Our operating cash flow for the remainder of 2022 is expected to increase compared to the same period in 2021, as we believe the contribution of the two VLCC and one Suezmax tanker we have taken delivery of during the first quarter of 2022, respectively will more than compensate the cash contribution from one MR Tanker we sold in August 2021 and the two MR Tankers we sold in February 2022.
In our opinion, will be able to finance our working capital deficit in the next 12 months with cash on hand and operational cash flow (please see the Unaudited Interim Condensed Consolidated Financial Statements for the six months ended June 30, 2022 – “Note - Going Concern” included elsewhere in this document).
Cash Flow Information
Unrestricted cash and cash equivalents were $8.4 million and $14.3 million as of June 30, 2021 and 2022 respectively.
Net Cash from Operating Activities.
Net cash provided by operating activities increased by $4.6 million, during the six months ended June 30, 2022 to $13.9 million, compared to $9.3 million for the six months ended June 30, 2021.
Net Cash from Investing Activities.
Net cash used in investing activities in the six months ended June 30, 2022 was $143.1 million, consisting of $216.6 million of cash paid for advances for vessels under construction, offset by $72.1 million net proceeds from sale of vessels and $1.4 million of return of investments in unconsolidated joint ventures.

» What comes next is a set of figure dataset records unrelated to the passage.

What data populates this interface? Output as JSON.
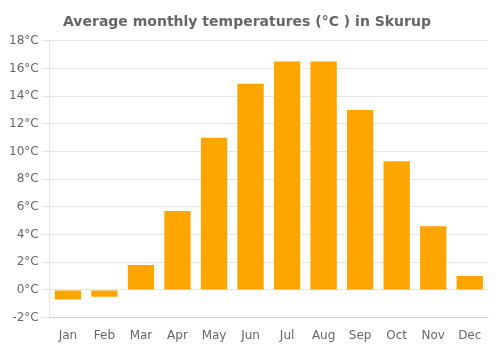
{
  "chart_data": {
    "type": "bar",
    "title": "Average monthly temperatures (°C ) in Skurup",
    "categories": [
      "Jan",
      "Feb",
      "Mar",
      "Apr",
      "May",
      "Jun",
      "Jul",
      "Aug",
      "Sep",
      "Oct",
      "Nov",
      "Dec"
    ],
    "values": [
      -0.7,
      -0.5,
      1.8,
      5.7,
      11.0,
      14.9,
      16.5,
      16.5,
      13.0,
      9.3,
      4.6,
      1.0
    ],
    "color": "#FFA500",
    "ylim": [
      -2,
      18
    ],
    "yticks": [
      {
        "value": -2,
        "label": "-2°C"
      },
      {
        "value": 0,
        "label": "0°C"
      },
      {
        "value": 2,
        "label": "2°C"
      },
      {
        "value": 4,
        "label": "4°C"
      },
      {
        "value": 6,
        "label": "6°C"
      },
      {
        "value": 8,
        "label": "8°C"
      },
      {
        "value": 10,
        "label": "10°C"
      },
      {
        "value": 12,
        "label": "12°C"
      },
      {
        "value": 14,
        "label": "14°C"
      },
      {
        "value": 16,
        "label": "16°C"
      },
      {
        "value": 18,
        "label": "18°C"
      }
    ],
    "grid": true
  }
}
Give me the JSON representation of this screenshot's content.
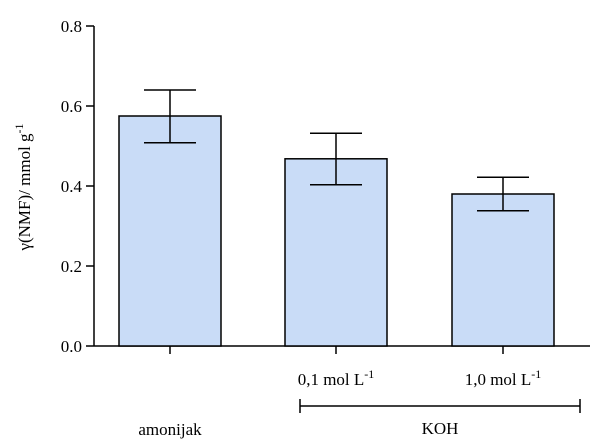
{
  "chart_data": {
    "type": "bar",
    "categories": [
      "amonijak",
      "0,1 mol L",
      "1,0 mol L"
    ],
    "category_superscripts": [
      "",
      "-1",
      "-1"
    ],
    "values": [
      0.575,
      0.468,
      0.38
    ],
    "error_upper": [
      0.64,
      0.532,
      0.422
    ],
    "error_lower": [
      0.508,
      0.403,
      0.338
    ],
    "ylabel": "γ(NMF)/ mmol g",
    "ylabel_superscript": "-1",
    "ylim": [
      0,
      0.8
    ],
    "yticks": [
      "0.0",
      "0.2",
      "0.4",
      "0.6",
      "0.8"
    ],
    "ytick_values": [
      0,
      0.2,
      0.4,
      0.6,
      0.8
    ],
    "group_label": "KOH",
    "grid": false,
    "legend": "none",
    "bar_color": "#c9dcf7",
    "bar_edge_color": "#000000"
  }
}
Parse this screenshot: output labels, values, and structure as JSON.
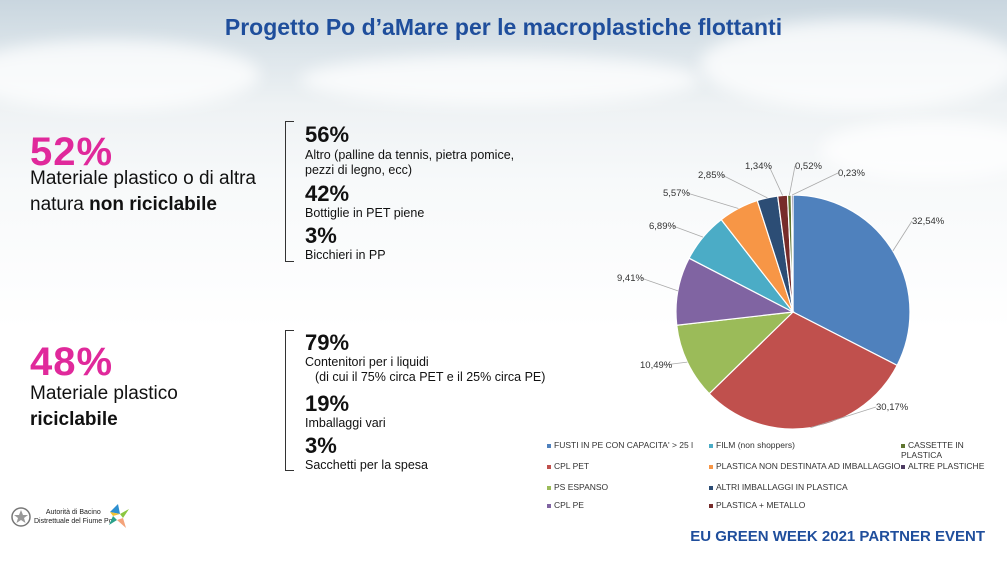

Net Cash from Financing Activities.
Net cash provided by financing activities in the six months ended June 30, 2022 was $141.0 million, consisting of $156.2 million of proceeds from long term debt, $8.6 million net proceeds from equity offerings, $47.6 million from proceeds from issuance of series F preferred stock, offset by $61.1 million of prepayments and scheduled repayments of long term debt, $6.9 million dividends to preferred shares and $3.5 million payments of financing costs.